Outra triste surpresa, que pode nos abalroar subitamente e fazer ruir nosso mundo, refere-se à vida conjugal. A mulher dos nossos sonhos, por exemplo, aquela à qual confiamos nossa vida, que julgávamos incorruptível, leal e rigorosamente fiel, pode estar nos traindo com quem julgávamos o “melhor amigo” sem que tenhamos a mínima suspeita.
Podemos fazer um papel ridículo por meses, anos e até décadas, sem que venhamos a desconfiar. Lá um belo dia, sem aviso ou previsão, no entanto, podemos flagrar, acidentalmente, o casal infiel na cama, mantendo relações sexuais, numa incontestável comprovação pessoal do delito, em que não reste o mais leve resquício de dúvida.
Aliás, esta é a mais amarga e, todavia, a mais comum das surpresas. Ocorre milhares, talvez milhões de vezes por dia, em várias partes do mundo. Mas quando somos nós os surpreendidos... Perdemos a cabeça e a compostura. Daí haver tantas tragédias conjugais recheando o noticiário policial dos meios de comunicação.
Somos surpreendidos, positiva ou negativamente, em geral por outras pessoas ou pelas circunstâncias. Mas as melhores e piores surpresas são as proporcionadas por nossa própria natureza. Podemos, de uma hora para outra, por exemplo, descobrir em nós algum talento que nunca antes suspeitávamos. Podemos detectar em nosso interior muito mais força, vigor e resistência do que supúnhamos.

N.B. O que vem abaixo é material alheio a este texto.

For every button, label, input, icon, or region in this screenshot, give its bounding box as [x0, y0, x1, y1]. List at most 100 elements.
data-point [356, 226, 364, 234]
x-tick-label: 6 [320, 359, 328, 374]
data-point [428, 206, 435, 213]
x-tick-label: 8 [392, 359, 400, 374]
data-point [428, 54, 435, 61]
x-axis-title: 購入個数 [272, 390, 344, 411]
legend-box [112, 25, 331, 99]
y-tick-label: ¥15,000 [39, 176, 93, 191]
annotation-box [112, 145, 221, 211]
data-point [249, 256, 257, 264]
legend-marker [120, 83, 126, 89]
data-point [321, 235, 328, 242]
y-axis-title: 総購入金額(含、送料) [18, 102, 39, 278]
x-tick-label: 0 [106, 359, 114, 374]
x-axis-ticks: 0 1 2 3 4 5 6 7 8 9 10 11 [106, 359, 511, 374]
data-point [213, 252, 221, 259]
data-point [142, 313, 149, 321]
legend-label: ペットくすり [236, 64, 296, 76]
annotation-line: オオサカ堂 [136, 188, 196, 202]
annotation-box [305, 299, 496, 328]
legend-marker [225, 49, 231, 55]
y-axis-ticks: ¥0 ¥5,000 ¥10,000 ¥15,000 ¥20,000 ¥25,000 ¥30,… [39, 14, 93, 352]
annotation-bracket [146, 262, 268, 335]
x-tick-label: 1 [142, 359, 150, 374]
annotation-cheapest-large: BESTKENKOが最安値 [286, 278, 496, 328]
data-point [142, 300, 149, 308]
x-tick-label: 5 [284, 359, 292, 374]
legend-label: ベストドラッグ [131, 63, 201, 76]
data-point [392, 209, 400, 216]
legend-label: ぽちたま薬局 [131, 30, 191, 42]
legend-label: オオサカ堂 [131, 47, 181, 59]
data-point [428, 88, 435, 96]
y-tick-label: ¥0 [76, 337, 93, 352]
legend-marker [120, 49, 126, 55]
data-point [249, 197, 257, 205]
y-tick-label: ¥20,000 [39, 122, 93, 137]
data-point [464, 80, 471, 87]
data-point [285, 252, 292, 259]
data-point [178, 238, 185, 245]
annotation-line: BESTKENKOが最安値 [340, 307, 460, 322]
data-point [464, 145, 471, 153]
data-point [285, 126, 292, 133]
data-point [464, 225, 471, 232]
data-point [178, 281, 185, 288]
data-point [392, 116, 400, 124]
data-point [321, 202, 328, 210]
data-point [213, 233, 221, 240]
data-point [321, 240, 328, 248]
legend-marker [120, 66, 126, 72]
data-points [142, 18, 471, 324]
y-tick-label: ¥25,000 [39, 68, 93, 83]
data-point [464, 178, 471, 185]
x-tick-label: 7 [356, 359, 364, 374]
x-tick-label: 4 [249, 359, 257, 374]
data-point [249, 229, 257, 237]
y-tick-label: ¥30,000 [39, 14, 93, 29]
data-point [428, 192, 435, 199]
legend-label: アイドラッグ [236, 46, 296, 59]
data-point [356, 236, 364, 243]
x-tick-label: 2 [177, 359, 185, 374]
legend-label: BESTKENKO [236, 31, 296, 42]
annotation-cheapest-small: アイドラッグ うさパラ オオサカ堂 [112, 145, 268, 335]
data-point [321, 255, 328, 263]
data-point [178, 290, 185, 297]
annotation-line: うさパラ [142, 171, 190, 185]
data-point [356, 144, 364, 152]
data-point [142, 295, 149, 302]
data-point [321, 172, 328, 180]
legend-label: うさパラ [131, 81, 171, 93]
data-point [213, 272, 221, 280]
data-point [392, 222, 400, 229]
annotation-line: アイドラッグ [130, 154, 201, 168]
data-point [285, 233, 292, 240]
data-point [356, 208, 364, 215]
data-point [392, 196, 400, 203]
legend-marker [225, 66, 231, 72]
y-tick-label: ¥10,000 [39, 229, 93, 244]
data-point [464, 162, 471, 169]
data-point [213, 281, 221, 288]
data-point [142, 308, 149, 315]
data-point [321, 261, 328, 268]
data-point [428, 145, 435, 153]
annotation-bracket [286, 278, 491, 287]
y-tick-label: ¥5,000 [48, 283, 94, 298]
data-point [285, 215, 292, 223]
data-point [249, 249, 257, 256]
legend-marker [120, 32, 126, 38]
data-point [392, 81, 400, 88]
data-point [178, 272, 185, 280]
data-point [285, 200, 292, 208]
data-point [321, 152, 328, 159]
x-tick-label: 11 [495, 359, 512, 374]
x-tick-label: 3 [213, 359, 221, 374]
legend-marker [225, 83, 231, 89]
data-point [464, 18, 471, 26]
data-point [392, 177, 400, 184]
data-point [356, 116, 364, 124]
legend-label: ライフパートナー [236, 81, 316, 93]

Mas podemos, igualmente, prospectar taras incontroláveis, tendências perigosas, para nós e os que nos cercam, que façam de nós monstros em potencial. Podemos, por outro lado, subitamente, descobrir que temos alguma doença incurável, que nos limite a vida a alguns meses, quando não a semanas.
Nada disso, porém, é mais tristemente surpreendente do que isso que Machado de Assis constatou e revelou em um de seus romances, pela boca de um de seus personagens: “A velhice ridícula é a mais triste e derradeira surpresa da natureza humana”. E é circunstância para lá de comum, mas para a qual nunca estamos prevenidos.
Perder a dignidade, não importa em que situação ou por qual motivo, após uma vida inteira de disciplina, de trabalho, de sacrifícios e de abnegação, é simplesmente trágico e injusto! Ficar na dependência alheia, até para os mais comezinhos atos de sobrevivência, como comer, se vestir, se limpar etc., é dolorosíssimo para quem é vítima disso, além de ser sumamente constrangedor para os que o cercam. E, dependendo das circunstâncias, não há, sequer, a mais remota forma de prevenção contra tamanho constrangimento e tão triste surpresa da natureza humana.